Dal Cenacolo Gesù ci offre un’altra Beatitudine: “Beati quelli che non hanno visto e hanno creduto” (v. 29). Questa beatitudine è per noi, qui, oggi, che cerchiamo di credere in Gesù Cristo, anche se non l’abbiamo visto. Gesù ci dice: “beati voi”; e l’evangelista Giovanni spiega in che senso: “perché, credendo, abbiate la vita nel Suo nome” (v. 31); siamo beati perché credere ci aiuta a vivere, ci insegna ad affrontare domande difficili sul senso della vita, il mistero del male e della morte. La fede non ti rende la vita più sana, più ricca, più comoda o più lunga.

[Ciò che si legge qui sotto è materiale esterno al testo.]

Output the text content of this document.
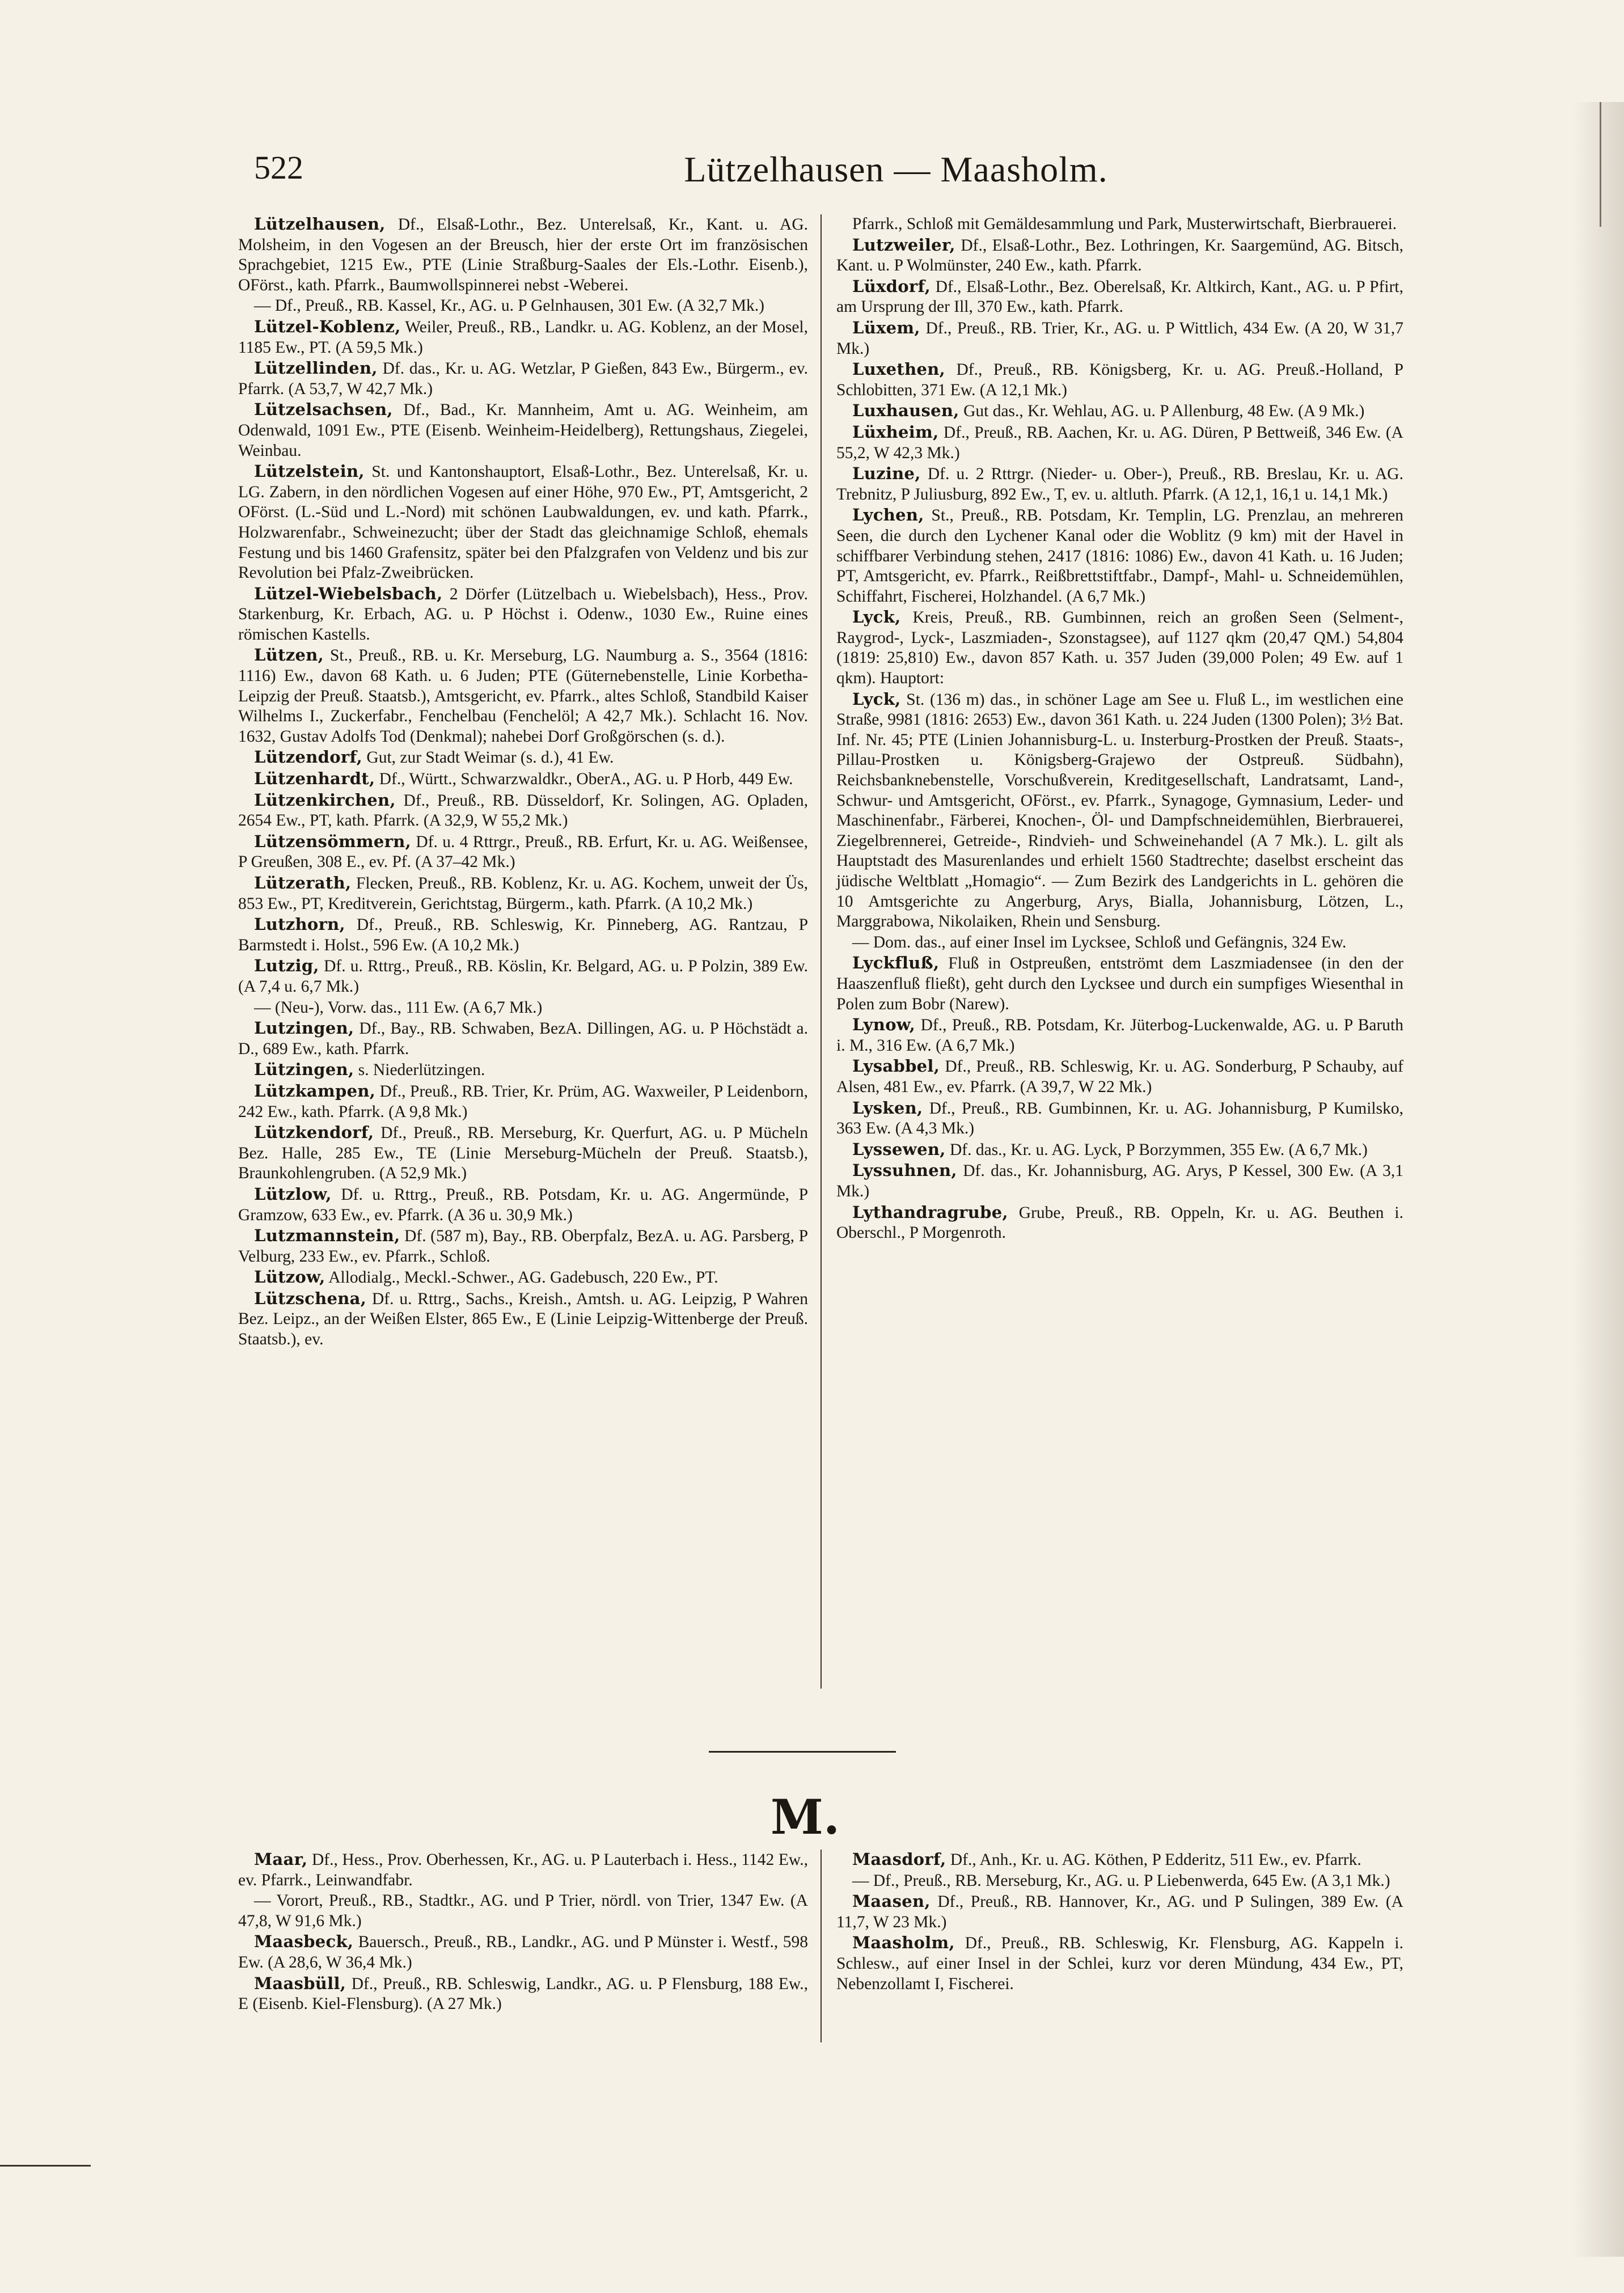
522	Lützelhausen — Maasholm.

Lützelhausen, Df., Elsaß-Lothr., Bez. Unterelsaß, Kr., Kant. u. AG. Molsheim, in den Vogesen an der Breusch, hier der erste Ort im französischen Sprachgebiet, 1215 Ew., PTE (Linie Straßburg-Saales der Els.-Lothr. Eisenb.), OFörst., kath. Pfarrk., Baumwollspinnerei nebst -Weberei.

— Df., Preuß., RB. Kassel, Kr., AG. u. P Gelnhausen, 301 Ew. (A 32,7 Mk.)

Lützel-Koblenz, Weiler, Preuß., RB., Landkr. u. AG. Koblenz, an der Mosel, 1185 Ew., PT. (A 59,5 Mk.)

Lützellinden, Df. das., Kr. u. AG. Wetzlar, P Gießen, 843 Ew., Bürgerm., ev. Pfarrk. (A 53,7, W 42,7 Mk.)

Lützelsachsen, Df., Bad., Kr. Mannheim, Amt u. AG. Weinheim, am Odenwald, 1091 Ew., PTE (Eisenb. Weinheim-Heidelberg), Rettungshaus, Ziegelei, Weinbau.

Lützelstein, St. und Kantonshauptort, Elsaß-Lothr., Bez. Unterelsaß, Kr. u. LG. Zabern, in den nördlichen Vogesen auf einer Höhe, 970 Ew., PT, Amtsgericht, 2 OFörst. (L.-Süd und L.-Nord) mit schönen Laubwaldungen, ev. und kath. Pfarrk., Holzwarenfabr., Schweinezucht; über der Stadt das gleichnamige Schloß, ehemals Festung und bis 1460 Grafensitz, später bei den Pfalzgrafen von Veldenz und bis zur Revolution bei Pfalz-Zweibrücken.

Lützel-Wiebelsbach, 2 Dörfer (Lützelbach u. Wiebelsbach), Hess., Prov. Starkenburg, Kr. Erbach, AG. u. P Höchst i. Odenw., 1030 Ew., Ruine eines römischen Kastells.

Lützen, St., Preuß., RB. u. Kr. Merseburg, LG. Naumburg a. S., 3564 (1816: 1116) Ew., davon 68 Kath. u. 6 Juden; PTE (Güternebenstelle, Linie Korbetha-Leipzig der Preuß. Staatsb.), Amtsgericht, ev. Pfarrk., altes Schloß, Standbild Kaiser Wilhelms I., Zuckerfabr., Fenchelbau (Fenchelöl; A 42,7 Mk.). Schlacht 16. Nov. 1632, Gustav Adolfs Tod (Denkmal); nahebei Dorf Großgörschen (s. d.).

Lützendorf, Gut, zur Stadt Weimar (s. d.), 41 Ew.

Lützenhardt, Df., Württ., Schwarzwaldkr., OberA., AG. u. P Horb, 449 Ew.

Lützenkirchen, Df., Preuß., RB. Düsseldorf, Kr. Solingen, AG. Opladen, 2654 Ew., PT, kath. Pfarrk. (A 32,9, W 55,2 Mk.)

Lützensömmern, Df. u. 4 Rttrgr., Preuß., RB. Erfurt, Kr. u. AG. Weißensee, P Greußen, 308 E., ev. Pf. (A 37–42 Mk.)

Lützerath, Flecken, Preuß., RB. Koblenz, Kr. u. AG. Kochem, unweit der Üs, 853 Ew., PT, Kreditverein, Gerichtstag, Bürgerm., kath. Pfarrk. (A 10,2 Mk.)

Lutzhorn, Df., Preuß., RB. Schleswig, Kr. Pinneberg, AG. Rantzau, P Barmstedt i. Holst., 596 Ew. (A 10,2 Mk.)

Lutzig, Df. u. Rttrg., Preuß., RB. Köslin, Kr. Belgard, AG. u. P Polzin, 389 Ew. (A 7,4 u. 6,7 Mk.)

— (Neu-), Vorw. das., 111 Ew. (A 6,7 Mk.)

Lutzingen, Df., Bay., RB. Schwaben, BezA. Dillingen, AG. u. P Höchstädt a. D., 689 Ew., kath. Pfarrk.

Lützingen, s. Niederlützingen.

Lützkampen, Df., Preuß., RB. Trier, Kr. Prüm, AG. Waxweiler, P Leidenborn, 242 Ew., kath. Pfarrk. (A 9,8 Mk.)

Lützkendorf, Df., Preuß., RB. Merseburg, Kr. Querfurt, AG. u. P Mücheln Bez. Halle, 285 Ew., TE (Linie Merseburg-Mücheln der Preuß. Staatsb.), Braunkohlengruben. (A 52,9 Mk.)

Lützlow, Df. u. Rttrg., Preuß., RB. Potsdam, Kr. u. AG. Angermünde, P Gramzow, 633 Ew., ev. Pfarrk. (A 36 u. 30,9 Mk.)

Lutzmannstein, Df. (587 m), Bay., RB. Oberpfalz, BezA. u. AG. Parsberg, P Velburg, 233 Ew., ev. Pfarrk., Schloß.

Lützow, Allodialg., Meckl.-Schwer., AG. Gadebusch, 220 Ew., PT.

Lützschena, Df. u. Rttrg., Sachs., Kreish., Amtsh. u. AG. Leipzig, P Wahren Bez. Leipz., an der Weißen Elster, 865 Ew., E (Linie Leipzig-Wittenberge der Preuß. Staatsb.), ev.

Pfarrk., Schloß mit Gemäldesammlung und Park, Musterwirtschaft, Bierbrauerei.

Lutzweiler, Df., Elsaß-Lothr., Bez. Lothringen, Kr. Saargemünd, AG. Bitsch, Kant. u. P Wolmünster, 240 Ew., kath. Pfarrk.

Lüxdorf, Df., Elsaß-Lothr., Bez. Oberelsaß, Kr. Altkirch, Kant., AG. u. P Pfirt, am Ursprung der Ill, 370 Ew., kath. Pfarrk.

Lüxem, Df., Preuß., RB. Trier, Kr., AG. u. P Wittlich, 434 Ew. (A 20, W 31,7 Mk.)

Luxethen, Df., Preuß., RB. Königsberg, Kr. u. AG. Preuß.-Holland, P Schlobitten, 371 Ew. (A 12,1 Mk.)

Luxhausen, Gut das., Kr. Wehlau, AG. u. P Allenburg, 48 Ew. (A 9 Mk.)

Lüxheim, Df., Preuß., RB. Aachen, Kr. u. AG. Düren, P Bettweiß, 346 Ew. (A 55,2, W 42,3 Mk.)

Luzine, Df. u. 2 Rttrgr. (Nieder- u. Ober-), Preuß., RB. Breslau, Kr. u. AG. Trebnitz, P Juliusburg, 892 Ew., T, ev. u. altluth. Pfarrk. (A 12,1, 16,1 u. 14,1 Mk.)

Lychen, St., Preuß., RB. Potsdam, Kr. Templin, LG. Prenzlau, an mehreren Seen, die durch den Lychener Kanal oder die Woblitz (9 km) mit der Havel in schiffbarer Verbindung stehen, 2417 (1816: 1086) Ew., davon 41 Kath. u. 16 Juden; PT, Amtsgericht, ev. Pfarrk., Reißbrettstiftfabr., Dampf-, Mahl- u. Schneidemühlen, Schiffahrt, Fischerei, Holzhandel. (A 6,7 Mk.)

Lyck, Kreis, Preuß., RB. Gumbinnen, reich an großen Seen (Selment-, Raygrod-, Lyck-, Laszmiaden-, Szonstagsee), auf 1127 qkm (20,47 QM.) 54,804 (1819: 25,810) Ew., davon 857 Kath. u. 357 Juden (39,000 Polen; 49 Ew. auf 1 qkm). Hauptort:

Lyck, St. (136 m) das., in schöner Lage am See u. Fluß L., im westlichen eine Straße, 9981 (1816: 2653) Ew., davon 361 Kath. u. 224 Juden (1300 Polen); 3½ Bat. Inf. Nr. 45; PTE (Linien Johannisburg-L. u. Insterburg-Prostken der Preuß. Staats-, Pillau-Prostken u. Königsberg-Grajewo der Ostpreuß. Südbahn), Reichsbanknebenstelle, Vorschußverein, Kreditgesellschaft, Landratsamt, Land-, Schwur- und Amtsgericht, OFörst., ev. Pfarrk., Synagoge, Gymnasium, Leder- und Maschinenfabr., Färberei, Knochen-, Öl- und Dampfschneidemühlen, Bierbrauerei, Ziegelbrennerei, Getreide-, Rindvieh- und Schweinehandel (A 7 Mk.). L. gilt als Hauptstadt des Masurenlandes und erhielt 1560 Stadtrechte; daselbst erscheint das jüdische Weltblatt „Homagio“. — Zum Bezirk des Landgerichts in L. gehören die 10 Amtsgerichte zu Angerburg, Arys, Bialla, Johannisburg, Lötzen, L., Marggrabowa, Nikolaiken, Rhein und Sensburg.

— Dom. das., auf einer Insel im Lycksee, Schloß und Gefängnis, 324 Ew.

Lyckfluß, Fluß in Ostpreußen, entströmt dem Laszmiadensee (in den der Haaszenfluß fließt), geht durch den Lycksee und durch ein sumpfiges Wiesenthal in Polen zum Bobr (Narew).

Lynow, Df., Preuß., RB. Potsdam, Kr. Jüterbog-Luckenwalde, AG. u. P Baruth i. M., 316 Ew. (A 6,7 Mk.)

Lysabbel, Df., Preuß., RB. Schleswig, Kr. u. AG. Sonderburg, P Schauby, auf Alsen, 481 Ew., ev. Pfarrk. (A 39,7, W 22 Mk.)

Lysken, Df., Preuß., RB. Gumbinnen, Kr. u. AG. Johannisburg, P Kumilsko, 363 Ew. (A 4,3 Mk.)

Lyssewen, Df. das., Kr. u. AG. Lyck, P Borzymmen, 355 Ew. (A 6,7 Mk.)

Lyssuhnen, Df. das., Kr. Johannisburg, AG. Arys, P Kessel, 300 Ew. (A 3,1 Mk.)

Lythandragrube, Grube, Preuß., RB. Oppeln, Kr. u. AG. Beuthen i. Oberschl., P Morgenroth.

M.

Maar, Df., Hess., Prov. Oberhessen, Kr., AG. u. P Lauterbach i. Hess., 1142 Ew., ev. Pfarrk., Leinwandfabr.

— Vorort, Preuß., RB., Stadtkr., AG. und P Trier, nördl. von Trier, 1347 Ew. (A 47,8, W 91,6 Mk.)

Maasbeck, Bauersch., Preuß., RB., Landkr., AG. und P Münster i. Westf., 598 Ew. (A 28,6, W 36,4 Mk.)

Maasbüll, Df., Preuß., RB. Schleswig, Landkr., AG. u. P Flensburg, 188 Ew., E (Eisenb. Kiel-Flensburg). (A 27 Mk.)

Maasdorf, Df., Anh., Kr. u. AG. Köthen, P Edderitz, 511 Ew., ev. Pfarrk.

— Df., Preuß., RB. Merseburg, Kr., AG. u. P Liebenwerda, 645 Ew. (A 3,1 Mk.)

Maasen, Df., Preuß., RB. Hannover, Kr., AG. und P Sulingen, 389 Ew. (A 11,7, W 23 Mk.)

Maasholm, Df., Preuß., RB. Schleswig, Kr. Flensburg, AG. Kappeln i. Schlesw., auf einer Insel in der Schlei, kurz vor deren Mündung, 434 Ew., PT, Nebenzollamt I, Fischerei.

Il credere non ti libera dal dolore e dalla malattia, ma ti dà la forza di vivere in essi senza disperarti; di accettarli come via di salvezza per te stesso e per altri, perché sei certo che Gesù ti è vicino e che porta anche Lui un po’ della tua croce.

Siamo grati all’apostolo Tommaso che ha voluto mettere la mano (v. 25; vedi la famosa pittura del Caravaggio) nella ferita del Cuore di Cristo, che “cubiculum est Ecclesiae”, è la stanza intima della Chiesa (S. Ambrogio). Quel Cuore è il santuario della Divina Misericordia, titolo-tesoro che nella domenica odierna è celebrato con crescente fede e devozione. (*) “Il culto della Misericordia divina non è una devozione secondaria, ma dimensione integrante della fede e della preghiera del cristiano” (Benedetto XVI). La misericordia divina è, da sempre, la più globale e consolante rivelazione del mistero cristiano: “La terra è piena di miseria umana, ma strapiena della misericordia di Dio” (S. Agostino). Questa è la ‘buona notizia’, solida e permanente, che la Missione porta all’umanità intera.

Parola del Papa

(*) “La Chiesa deve essere il luogo della misericordia gratuita, dove tutti possano sentirsi accolti, amati, perdonati e incoraggiati a vivere secondo la vita buona del Vangelo”.